National field director Kellen Arno said all necessary signatures will be collected by the end of the year for 30 states that allow that process. The group is prepared to file lawsuits if denied ballot access by a state but generally has opted to comply whenever possible with state ballot laws -- even ones it found onerous.

Chief Operating Officer Elliot Ackerman said the group has built a "bank level-plus secure site" that will be used to conduct the first Web-based presidential nomination.

Any registered voter can sign up to cast ballots in a round of voting that will culminate with a June vote on a slate of six candidates who have each selected a running mate from a different political party.

Candidates must pledge to govern "without concern for the partisan interest of either major party."

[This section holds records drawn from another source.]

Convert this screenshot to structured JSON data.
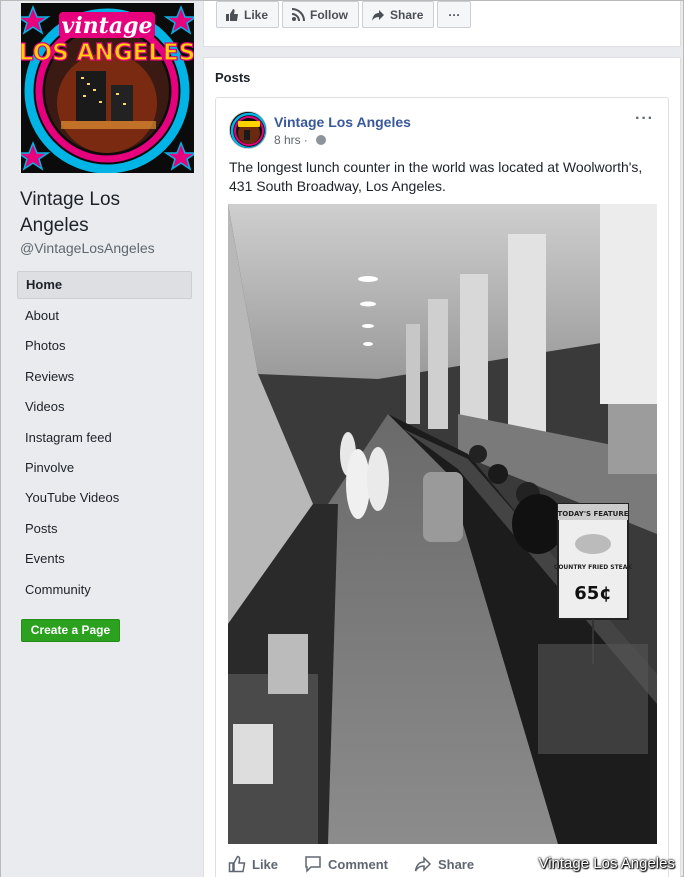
{
  "page": {
    "name": "Vintage Los Angeles",
    "handle": "@VintageLosAngeles",
    "logo_text_top": "vintage",
    "logo_text_main": "LOS ANGELES"
  },
  "sidebar": {
    "items": [
      {
        "label": "Home",
        "active": true
      },
      {
        "label": "About"
      },
      {
        "label": "Photos"
      },
      {
        "label": "Reviews"
      },
      {
        "label": "Videos"
      },
      {
        "label": "Instagram feed"
      },
      {
        "label": "Pinvolve"
      },
      {
        "label": "YouTube Videos"
      },
      {
        "label": "Posts"
      },
      {
        "label": "Events"
      },
      {
        "label": "Community"
      }
    ],
    "create_page_label": "Create a Page"
  },
  "topbar": {
    "like_label": "Like",
    "follow_label": "Follow",
    "share_label": "Share",
    "more_label": "···"
  },
  "posts": {
    "section_title": "Posts",
    "post": {
      "author": "Vintage Los Angeles",
      "time": "8 hrs",
      "more_label": "···",
      "text": "The longest lunch counter in the world was located at Woolworth's, 431 South Broadway, Los Angeles.",
      "photo_sign_title": "TODAY'S FEATURE",
      "photo_sign_dish": "COUNTRY FRIED STEAK",
      "photo_sign_price": "65¢",
      "actions": {
        "like_label": "Like",
        "comment_label": "Comment",
        "share_label": "Share"
      }
    }
  },
  "watermark": "Vintage Los Angeles",
  "colors": {
    "link": "#385898",
    "create_button": "#2ba11f",
    "background": "#e9ebee",
    "logo_pink": "#e6007e",
    "logo_cyan": "#00b4e6",
    "logo_yellow": "#ffd200"
  }
}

Americans Elect will automatically qualify as a candidate "any natural person who is constitutionally eligible to serve as president and who has served in any of the following positions without removal from office or current criminal indictment or conviction":

Vice president
U.S. senator
U.S. member of Congress
Presidential cabinet member
Head of a federal agency
Governor
Mayor of any of the largest 100 cities in the United States
Chairman or chief executive officer or president of any corporation or nonprofit corporation or philanthropic organization with 1,000 or more employees
President of a national labor union with 100,000 or more members
Ambassador
President of an American-based university with more than 4,000 students
Military officer who has attained flag rank. (The Department of Defense Dictionary of Military and Associated Terms, as amended through January 2011, defines a flag officer as "an officer holding the rank of general, lieutenant general, major general or brigadier general in the U.S. Army, Air Force or Marine Corps, or admiral, vice admiral or rear admiral in the U.S. Navy or Coast Guard.")

Others will need to demonstrate they can win support by securing at least 5,000 "support clicks" in 10 states, then be cleared by a candidate certification committee.

Bottom line: By June, Sragow said, "There's going to be somebody running for president of the United States who wouldn't otherwise be running for president of the United States."